Moneybox

The Most Important Health Care Chart Nobody Is Talking About

Ex-Moneyboxer Annie Lowrey has a great piece in the New York Times about the sharp slowdown in the rate of health care spending increases, the potential impact of that on long-term budget balance, and the considerable uncertainty as to whether it makes sense to project the trend into the future. There’s a lot of nuance to this, but the chart I have above is a data point that I think belongs in this discussion, even though you rarely hear about it.

It’s a chart of construction spending in the health care sector. And I think it’s an important indicator, not because health care construction spending is such a big deal on its own, but because it’s the closest thing we have to a real-time forecast of what the future is going to look like. Spending money on health care construction projects today is an investment in the idea that health care spending volumes will be higher in five and ten years. The fact that we’re in an era of construction spending that’s flat in nominal terms (and thus declining in inflation-adjusted per capita terms) suggests pessimism on the part of health care providers about the idea that spending volumes will explode.
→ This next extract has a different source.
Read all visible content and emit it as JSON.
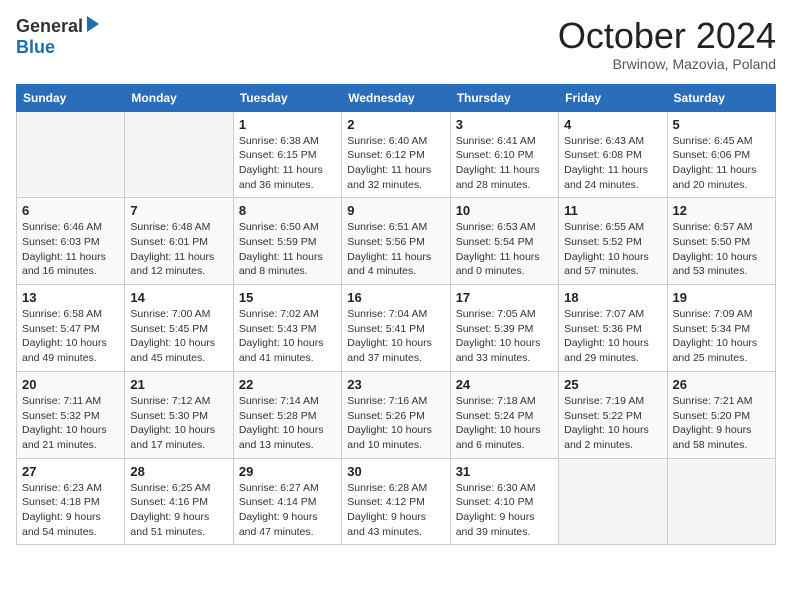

What’s unfortunate is that the data series only goes back about ten years, so we can’t put this construction bust in any kind of historical context. Absent that context, it’s at least possible that health care construction has historically been a super-cyclical boom-and-bust industry, and my chart here is totally meaningless. But I think it counts as evidence of a real market anticipation that the future of health care will not involve a continual upward spiral in spending.

Perhaps related, we all recall when IBM built a supercomputer named Watson that could win at Jeopardy! Well, Watson is now being used by health care providers as a resource for medical advice: “Over the past two years, IBM’s researchers have shrunk Watson from the size of a master bedroom to a pizza-box-sized server that can fit in any data center. And they improved its processing speed by 240 percent.”